Carta aos amigos e benfeitores n 92: Pureza de coração

Carta do Superior geral aos amigos e benfeitores, n° 92.

SOMENTE A PUREZA DO CORAÇÃO NOS FARÁ TER A PUREZA DA FÉ.

Caros fiéis, amigos e benfeitores,

Nas circunstâncias históricas atuais, Deus chamou a Fraternidade Sacerdotal São Pio X para um combate muito especial pela fé. Se trata para nós de guardá-la, professá-la, amá-la e transmiti-la. Convém entender bem as razões profundas desse combate, suas exigências, aonde ele deve nos levar, a fim de poder tirar todas as consequências para nossas almas.

A fé, pedra angular intocável

Aqui na terra, a fé é a antecipação da visão de Deus que teremos na eternidade, perante a qual ela cederá o lugar. Ela é o conhecimento sobrenatural de Deus e de tudo o que é de Deus, sem possibilidade de erro. É por esse motivo que ela é um todo íntegro que nós recebemos da bondade de Deus, o qual nos comunica o conhecimento que Ele tem de Si mesmo. Nessa perspectiva, compreendemos bem que a fé é por excelência a expressão da verdade: a verdade sobrenatural garantida às almas sem a menor possibilidade de erro.

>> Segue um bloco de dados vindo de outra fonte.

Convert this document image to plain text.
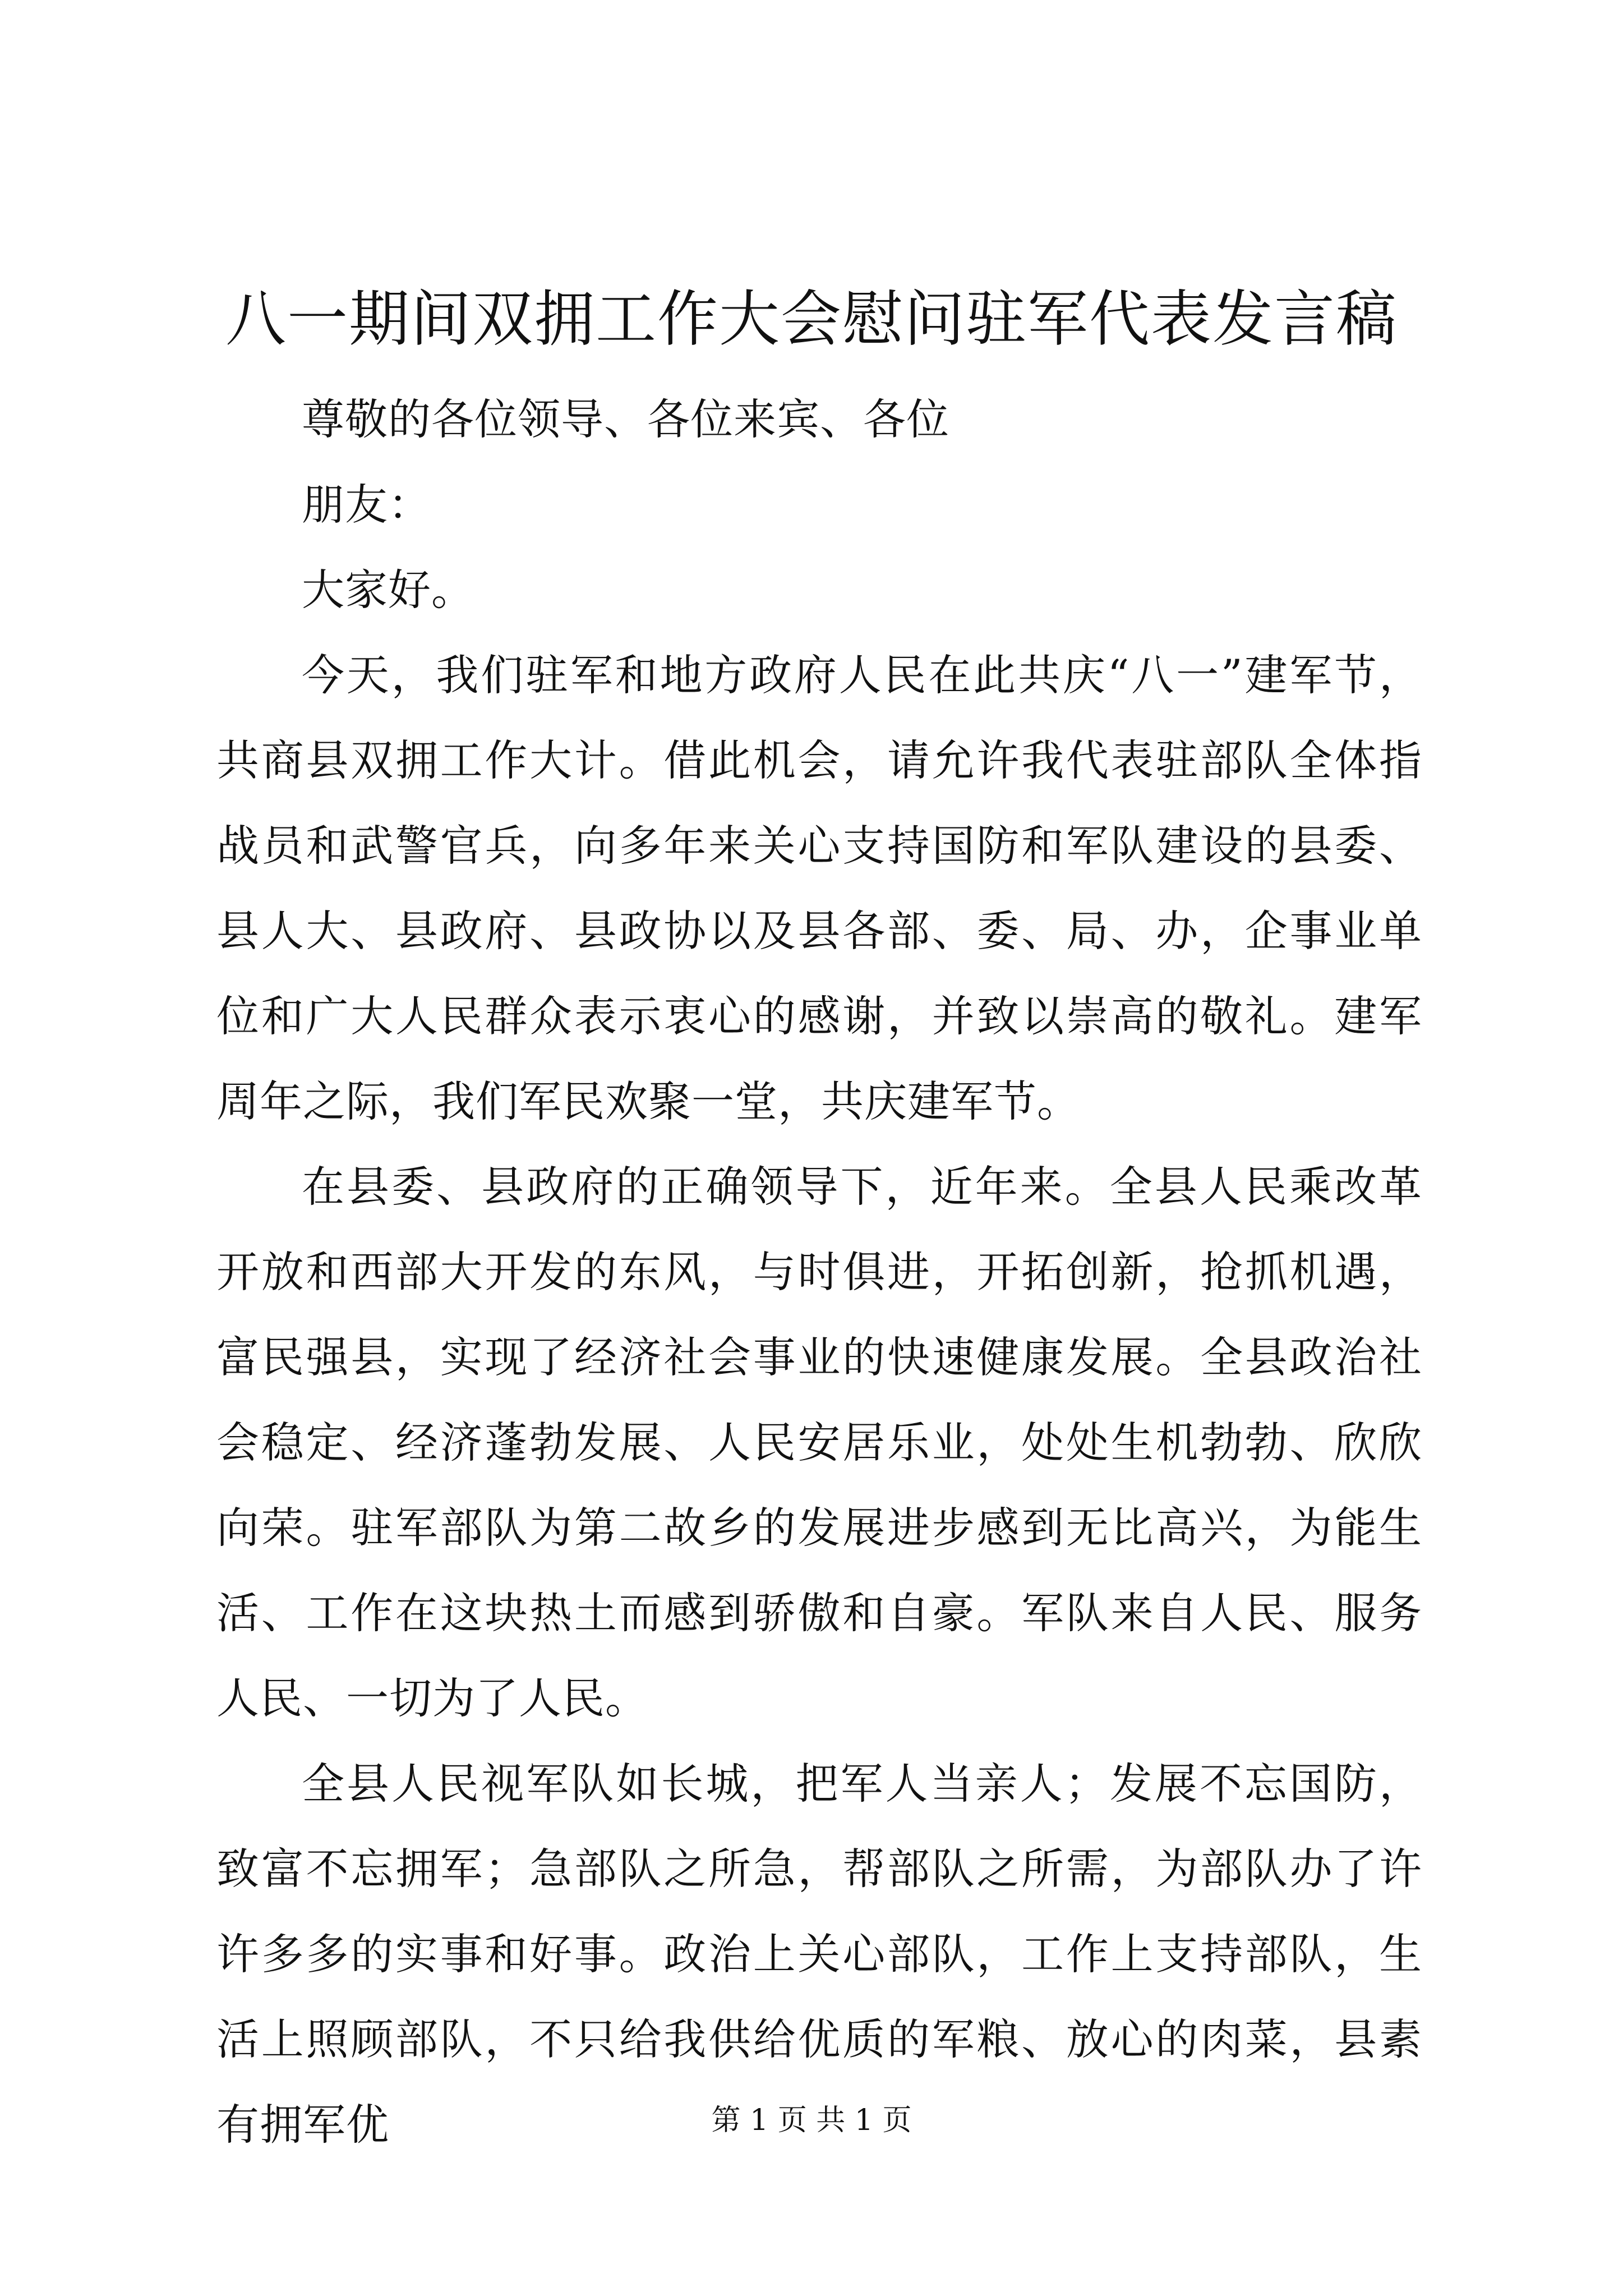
八一期间双拥工作大会慰问驻军代表发言稿

尊敬的各位领导、各位来宾、各位

朋友：

大家好。

今天，我们驻军和地方政府人民在此共庆“八一”建军节，共商县双拥工作大计。借此机会，请允许我代表驻部队全体指战员和武警官兵，向多年来关心支持国防和军队建设的县委、县人大、县政府、县政协以及县各部、委、局、办，企事业单位和广大人民群众表示衷心的感谢，并致以崇高的敬礼。建军周年之际，我们军民欢聚一堂，共庆建军节。

在县委、县政府的正确领导下，近年来。全县人民乘改革开放和西部大开发的东风，与时俱进，开拓创新，抢抓机遇，富民强县，实现了经济社会事业的快速健康发展。全县政治社会稳定、经济蓬勃发展、人民安居乐业，处处生机勃勃、欣欣向荣。驻军部队为第二故乡的发展进步感到无比高兴，为能生活、工作在这块热土而感到骄傲和自豪。军队来自人民、服务人民、一切为了人民。

全县人民视军队如长城，把军人当亲人；发展不忘国防，致富不忘拥军；急部队之所急，帮部队之所需，为部队办了许许多多的实事和好事。政治上关心部队，工作上支持部队，生活上照顾部队，不只给我供给优质的军粮、放心的肉菜，县素有拥军优	第 1 页 共 1 页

Ela é bem diferente da opinião ou apreciação pessoal de alguém que escolheria a sua “verdade” antes que uma outra, segundo seu julgamento ou sua experiência; uma tal verdade corresponde mais a “fé” de um espírito liberal, esvaziada de qualquer elemento sobrenatural, e reduzida ao nível de uma opção política, portanto muito questionável. A fé é um conhecimento de outra ordem, essencialmente sobrenatural, na qual temos a garantia absoluta de não sermos enganados, pois o menor erro seria incompatível com a verdade divina. De fato, uma verdade que tivesse sequer uma nuance de erro deixaria de ser compatível com a verdade divina e, portanto, deixaria de ser verdade. Por exemplo, um Cristo que fosse ao mesmo tempo verdadeiro Deus e verdadeiro homem, Rei e Profeta, mas sem ser Redentor, não seria o verdadeiro Cristo de nossa fé. Ele também não seria um “Cristo diminuído” - o que não pode existir -, mas simplesmente outra coisa. Um único erro corrompe irremediavelmente todo o edifício da fé e do dogma, da mesma forma que algumas gotas de veneno são suficientes para tornar uma grande quantidade de água imprópria para consumo.

O combate da fé, na Igreja e na Fraternidade

Essa premissa é indispensável para entender bem por que, ao longo de sua história, a Igreja teve como primeira preocupação a defesa da fé, mesmo ao disputar, condenar, sofrer a perseguição, para defender tal ou tal expressão do dogma. A menor concessão nesse tema teria significado a traição a Nosso Senhor, a sua missão e às almas.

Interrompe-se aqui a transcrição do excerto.